Pour les syndicats, le Pakistan n’a pas tiré les leçons de la tragédie de Gadani

Pour les syndicats, le Pakistan n'a pas tiré les leçons de la tragédie de Gadani

24.04.2018
Le 1er novembre 2016, 29 travailleurs ont été tués et plusieurs autres blessés alors qu’ils démantelaient un pétrolier au chantier de démolition navale de Gadani, au Pakistan. Lors d’un séminaire sur cette industrie organisé par notre affiliée la Fédération nationale des syndicats (NTUF), le 21 avril à Karachi, des intervenants ont indiqué que le gouvernement ne semble avoir tiré aucun enseignement de cette tragédie.

Dans une industrie souvent considérée comme la plus dangereuse au monde, le chantier de démolition navale de Gadani, au Pakistan, est l’un des pires qui soient. Les syndicats estiment que le non-respect des normes du travail internationalement acceptées et la négligence criminelle du gouvernement pakistanais et des employeurs, qui foulent au pied les droits au travail et mettent la vie des travailleurs en danger, viennent encore aggraver la situation. Le gouvernement a donné aux employeurs et à leurs sous-traitants un permis de tuer les travailleurs alors que, malgré toutes ces victimes, aucun n’est poursuivi. Pour les syndicats, il faut d’urgence mettre en œuvre des normes du travail conformes aux conventions de l’OIT, aux principes directeurs pour les industries du démantèlement des navires de l’Asie du sud et de Turquie, et à la Convention de Hong Kong.

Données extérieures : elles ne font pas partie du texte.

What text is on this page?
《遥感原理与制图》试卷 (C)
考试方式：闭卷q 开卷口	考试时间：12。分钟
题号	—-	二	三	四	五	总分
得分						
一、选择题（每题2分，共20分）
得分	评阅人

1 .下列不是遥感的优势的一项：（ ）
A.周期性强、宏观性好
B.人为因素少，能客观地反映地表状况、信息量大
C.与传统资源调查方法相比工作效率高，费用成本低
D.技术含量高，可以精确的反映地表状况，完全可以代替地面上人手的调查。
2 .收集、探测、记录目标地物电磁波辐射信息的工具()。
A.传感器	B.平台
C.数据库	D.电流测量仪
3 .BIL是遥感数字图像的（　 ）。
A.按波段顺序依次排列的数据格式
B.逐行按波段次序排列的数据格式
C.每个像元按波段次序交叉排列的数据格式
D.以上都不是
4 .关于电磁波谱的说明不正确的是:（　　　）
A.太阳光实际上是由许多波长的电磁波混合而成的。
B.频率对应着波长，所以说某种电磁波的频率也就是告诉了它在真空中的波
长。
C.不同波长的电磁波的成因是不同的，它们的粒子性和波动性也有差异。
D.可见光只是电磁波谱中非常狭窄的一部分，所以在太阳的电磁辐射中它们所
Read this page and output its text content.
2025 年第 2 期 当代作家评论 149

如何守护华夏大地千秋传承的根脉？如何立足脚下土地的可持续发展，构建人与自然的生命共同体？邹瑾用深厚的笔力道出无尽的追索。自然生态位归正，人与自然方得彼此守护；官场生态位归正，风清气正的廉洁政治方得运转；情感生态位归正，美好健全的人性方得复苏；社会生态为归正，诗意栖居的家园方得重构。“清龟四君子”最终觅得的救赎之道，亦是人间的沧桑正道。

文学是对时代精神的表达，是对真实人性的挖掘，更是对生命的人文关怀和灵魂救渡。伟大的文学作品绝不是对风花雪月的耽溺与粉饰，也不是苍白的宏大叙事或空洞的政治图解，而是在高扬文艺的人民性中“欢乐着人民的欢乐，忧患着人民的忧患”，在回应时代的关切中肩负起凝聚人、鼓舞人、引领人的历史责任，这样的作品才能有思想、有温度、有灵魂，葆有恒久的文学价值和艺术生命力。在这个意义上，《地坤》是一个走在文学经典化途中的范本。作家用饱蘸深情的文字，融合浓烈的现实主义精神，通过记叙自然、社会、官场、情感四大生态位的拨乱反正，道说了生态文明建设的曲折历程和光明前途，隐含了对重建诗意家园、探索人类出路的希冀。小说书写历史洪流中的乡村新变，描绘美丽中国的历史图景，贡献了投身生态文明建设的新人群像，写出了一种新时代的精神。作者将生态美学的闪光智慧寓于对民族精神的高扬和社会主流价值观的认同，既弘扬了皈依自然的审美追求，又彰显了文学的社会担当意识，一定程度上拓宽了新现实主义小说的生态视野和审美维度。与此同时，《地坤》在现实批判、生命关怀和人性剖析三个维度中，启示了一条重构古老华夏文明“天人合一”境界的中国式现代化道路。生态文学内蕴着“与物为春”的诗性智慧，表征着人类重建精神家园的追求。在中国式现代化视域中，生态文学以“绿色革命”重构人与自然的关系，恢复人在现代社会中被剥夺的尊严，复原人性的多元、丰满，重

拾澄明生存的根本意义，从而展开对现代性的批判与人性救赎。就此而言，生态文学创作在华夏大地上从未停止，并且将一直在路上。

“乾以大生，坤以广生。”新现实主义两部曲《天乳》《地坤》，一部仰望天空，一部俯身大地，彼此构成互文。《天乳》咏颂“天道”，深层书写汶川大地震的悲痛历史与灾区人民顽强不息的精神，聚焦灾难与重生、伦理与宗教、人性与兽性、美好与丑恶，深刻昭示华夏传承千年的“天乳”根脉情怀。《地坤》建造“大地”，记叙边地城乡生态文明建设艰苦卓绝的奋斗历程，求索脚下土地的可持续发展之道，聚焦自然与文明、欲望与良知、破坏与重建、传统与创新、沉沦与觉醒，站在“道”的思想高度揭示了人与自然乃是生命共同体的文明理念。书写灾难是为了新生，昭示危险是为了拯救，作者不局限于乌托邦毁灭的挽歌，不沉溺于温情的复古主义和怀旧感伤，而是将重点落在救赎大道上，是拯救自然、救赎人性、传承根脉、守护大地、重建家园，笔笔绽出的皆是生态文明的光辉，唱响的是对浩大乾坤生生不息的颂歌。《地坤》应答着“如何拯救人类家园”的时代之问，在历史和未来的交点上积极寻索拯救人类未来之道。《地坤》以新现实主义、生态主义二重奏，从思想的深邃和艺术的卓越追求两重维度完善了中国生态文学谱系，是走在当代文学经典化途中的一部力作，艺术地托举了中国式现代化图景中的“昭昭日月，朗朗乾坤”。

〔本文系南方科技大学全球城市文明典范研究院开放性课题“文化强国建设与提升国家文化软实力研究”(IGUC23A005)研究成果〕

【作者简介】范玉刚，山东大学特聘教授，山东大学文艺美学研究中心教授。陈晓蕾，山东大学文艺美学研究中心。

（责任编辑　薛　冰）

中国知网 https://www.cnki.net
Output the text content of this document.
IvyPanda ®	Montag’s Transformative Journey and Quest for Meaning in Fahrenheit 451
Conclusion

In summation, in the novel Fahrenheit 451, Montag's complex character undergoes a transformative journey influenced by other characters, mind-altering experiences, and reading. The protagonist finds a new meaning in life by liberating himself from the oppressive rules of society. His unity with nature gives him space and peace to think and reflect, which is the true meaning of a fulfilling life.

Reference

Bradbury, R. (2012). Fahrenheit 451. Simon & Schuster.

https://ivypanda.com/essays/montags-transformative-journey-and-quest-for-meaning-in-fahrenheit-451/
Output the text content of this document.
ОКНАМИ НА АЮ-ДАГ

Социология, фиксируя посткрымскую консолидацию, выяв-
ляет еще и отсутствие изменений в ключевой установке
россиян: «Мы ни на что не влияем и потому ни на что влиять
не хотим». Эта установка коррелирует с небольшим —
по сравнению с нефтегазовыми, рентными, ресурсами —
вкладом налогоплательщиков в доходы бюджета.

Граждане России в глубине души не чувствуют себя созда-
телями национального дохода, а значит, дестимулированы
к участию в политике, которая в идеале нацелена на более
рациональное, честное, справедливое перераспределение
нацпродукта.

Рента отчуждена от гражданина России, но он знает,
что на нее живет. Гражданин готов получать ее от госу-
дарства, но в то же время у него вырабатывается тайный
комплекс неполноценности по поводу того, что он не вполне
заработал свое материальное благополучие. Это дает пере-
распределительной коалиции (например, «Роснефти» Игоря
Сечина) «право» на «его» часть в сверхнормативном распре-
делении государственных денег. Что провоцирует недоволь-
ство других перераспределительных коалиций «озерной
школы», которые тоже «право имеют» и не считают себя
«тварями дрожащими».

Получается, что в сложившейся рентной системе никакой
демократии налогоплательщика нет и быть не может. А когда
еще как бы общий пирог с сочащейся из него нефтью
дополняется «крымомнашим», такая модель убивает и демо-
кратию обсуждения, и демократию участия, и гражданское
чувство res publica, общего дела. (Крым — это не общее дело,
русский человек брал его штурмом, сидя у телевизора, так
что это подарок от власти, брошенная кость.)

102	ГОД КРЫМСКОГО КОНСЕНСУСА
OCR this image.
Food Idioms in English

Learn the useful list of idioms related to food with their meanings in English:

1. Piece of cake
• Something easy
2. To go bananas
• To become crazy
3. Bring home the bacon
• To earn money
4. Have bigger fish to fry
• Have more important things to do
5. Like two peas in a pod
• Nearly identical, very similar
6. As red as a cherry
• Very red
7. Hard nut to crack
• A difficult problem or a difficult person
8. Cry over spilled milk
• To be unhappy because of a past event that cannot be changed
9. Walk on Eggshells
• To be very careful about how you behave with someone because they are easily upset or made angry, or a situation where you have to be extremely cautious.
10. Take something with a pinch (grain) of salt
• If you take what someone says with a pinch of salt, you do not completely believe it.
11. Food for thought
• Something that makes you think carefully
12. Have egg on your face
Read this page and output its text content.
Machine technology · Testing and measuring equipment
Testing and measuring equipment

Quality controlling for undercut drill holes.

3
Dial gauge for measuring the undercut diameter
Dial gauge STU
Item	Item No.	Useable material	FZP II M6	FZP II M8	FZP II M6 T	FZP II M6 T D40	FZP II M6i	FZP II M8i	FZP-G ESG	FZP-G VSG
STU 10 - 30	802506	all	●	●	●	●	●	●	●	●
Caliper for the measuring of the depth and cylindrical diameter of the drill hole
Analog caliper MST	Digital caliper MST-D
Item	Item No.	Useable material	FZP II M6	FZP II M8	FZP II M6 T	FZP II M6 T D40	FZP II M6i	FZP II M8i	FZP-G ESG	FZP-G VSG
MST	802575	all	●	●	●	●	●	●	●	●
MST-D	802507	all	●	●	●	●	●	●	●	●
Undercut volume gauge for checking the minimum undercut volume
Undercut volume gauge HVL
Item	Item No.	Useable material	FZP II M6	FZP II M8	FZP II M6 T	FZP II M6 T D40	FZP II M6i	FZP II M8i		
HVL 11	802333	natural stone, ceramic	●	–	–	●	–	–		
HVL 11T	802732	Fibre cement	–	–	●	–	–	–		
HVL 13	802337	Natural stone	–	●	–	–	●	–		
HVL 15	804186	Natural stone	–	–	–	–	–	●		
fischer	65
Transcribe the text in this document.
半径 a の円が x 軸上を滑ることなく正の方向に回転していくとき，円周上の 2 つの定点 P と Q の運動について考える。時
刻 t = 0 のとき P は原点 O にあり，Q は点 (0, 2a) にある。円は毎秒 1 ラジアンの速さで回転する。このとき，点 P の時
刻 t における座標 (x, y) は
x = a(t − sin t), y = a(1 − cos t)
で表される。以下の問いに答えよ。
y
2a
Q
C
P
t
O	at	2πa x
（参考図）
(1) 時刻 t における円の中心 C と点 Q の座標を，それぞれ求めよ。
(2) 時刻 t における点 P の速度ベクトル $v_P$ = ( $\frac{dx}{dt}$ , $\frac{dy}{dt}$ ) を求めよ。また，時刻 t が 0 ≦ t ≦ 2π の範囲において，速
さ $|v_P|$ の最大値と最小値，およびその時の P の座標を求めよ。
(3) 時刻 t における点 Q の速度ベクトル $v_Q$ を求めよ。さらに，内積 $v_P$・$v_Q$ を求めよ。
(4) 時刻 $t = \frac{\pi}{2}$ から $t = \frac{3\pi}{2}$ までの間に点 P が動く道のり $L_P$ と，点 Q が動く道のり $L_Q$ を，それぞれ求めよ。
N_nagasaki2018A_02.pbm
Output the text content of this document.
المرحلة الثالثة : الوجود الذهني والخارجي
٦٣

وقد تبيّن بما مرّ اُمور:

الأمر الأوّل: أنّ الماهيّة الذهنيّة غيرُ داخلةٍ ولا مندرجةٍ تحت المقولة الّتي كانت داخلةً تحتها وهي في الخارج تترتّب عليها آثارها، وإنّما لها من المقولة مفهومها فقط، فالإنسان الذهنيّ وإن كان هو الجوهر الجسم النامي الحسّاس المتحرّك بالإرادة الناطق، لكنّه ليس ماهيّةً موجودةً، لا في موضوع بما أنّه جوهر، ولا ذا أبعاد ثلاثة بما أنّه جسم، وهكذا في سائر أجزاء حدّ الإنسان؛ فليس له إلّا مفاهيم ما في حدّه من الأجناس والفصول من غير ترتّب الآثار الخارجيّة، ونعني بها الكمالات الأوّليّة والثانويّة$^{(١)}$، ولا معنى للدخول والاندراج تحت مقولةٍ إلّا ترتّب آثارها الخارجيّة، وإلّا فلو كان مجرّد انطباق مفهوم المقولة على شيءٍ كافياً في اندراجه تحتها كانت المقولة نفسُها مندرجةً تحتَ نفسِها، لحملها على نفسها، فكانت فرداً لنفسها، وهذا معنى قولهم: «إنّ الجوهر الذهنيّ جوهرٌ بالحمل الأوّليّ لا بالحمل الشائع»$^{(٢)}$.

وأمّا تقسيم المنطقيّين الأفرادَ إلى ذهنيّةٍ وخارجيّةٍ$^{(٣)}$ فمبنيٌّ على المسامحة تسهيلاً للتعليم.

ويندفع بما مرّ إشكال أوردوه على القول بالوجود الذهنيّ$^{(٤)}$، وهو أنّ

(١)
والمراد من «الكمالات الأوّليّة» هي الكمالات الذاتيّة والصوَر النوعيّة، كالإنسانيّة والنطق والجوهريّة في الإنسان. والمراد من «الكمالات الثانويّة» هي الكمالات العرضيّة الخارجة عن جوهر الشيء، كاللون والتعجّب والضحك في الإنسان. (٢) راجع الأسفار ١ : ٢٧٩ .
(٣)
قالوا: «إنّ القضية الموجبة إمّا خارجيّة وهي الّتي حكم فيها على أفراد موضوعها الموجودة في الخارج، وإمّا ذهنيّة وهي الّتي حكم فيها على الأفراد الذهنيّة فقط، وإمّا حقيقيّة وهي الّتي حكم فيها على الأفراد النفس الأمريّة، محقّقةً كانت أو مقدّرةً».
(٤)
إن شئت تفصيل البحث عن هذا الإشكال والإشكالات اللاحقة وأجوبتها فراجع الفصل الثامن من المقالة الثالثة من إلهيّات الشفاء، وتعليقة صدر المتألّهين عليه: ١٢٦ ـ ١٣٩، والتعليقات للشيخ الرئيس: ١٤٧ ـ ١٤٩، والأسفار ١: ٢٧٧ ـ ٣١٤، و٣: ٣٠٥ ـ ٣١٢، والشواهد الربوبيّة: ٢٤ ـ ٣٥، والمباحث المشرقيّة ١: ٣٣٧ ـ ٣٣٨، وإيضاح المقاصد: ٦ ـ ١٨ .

À Gadani, ils sont des milliers à travailler dans des conditions inhumaines sans aucune sécurité. Chaque jour, des travailleurs sont tués ou handicapés pour la vie. Pourtant, le gouvernement n’accorde aucune attention aux droits des travailleurs, à la santé et la sécurité, ce qui fait que quantité d’accidents ne sont pas signalés. Les travailleurs sont privés de leurs droits constitutionnels et légaux à un salaire équitable et une couverture médicale.

Dans son exposé lors du séminaire, le Secrétaire général adjoint de notre affiliée NTUF, Nasir Mansoor, a déclaré que l’industrie de la démolition navale rapporte des milliards de roupies aux autorités fédérales et provinciales, emploie directement et indirectement des milliers de travailleurs et fournit jusqu’à 30 pour cent des besoins en fer du pays :

“Mais à cause de la négligence du gouvernement, cette industrie se détériore avec des résultats catastrophiques. Le pays doit maintenant importer du fer en quantité, et des industries en aval, étroitement liées à la démolition de navires et qui emploient plus de deux millions de personnes, voient leur avenir s’assombrir.

“Partout dans le monde, des industries comparables ont su changer après avoir appliqué des normes et droits au travail conformes aux conventions internationales. À Alang, en Inde, on a commencé à appliquer un code de la démolition de navires après une décision de la Cour suprême et le nombre des accidents et des blessés a sensiblement baissé. Cela a aussi contribué à faire d’Alang le plus grand chantier de démantèlement du monde, avec 60.000 salariés directs.”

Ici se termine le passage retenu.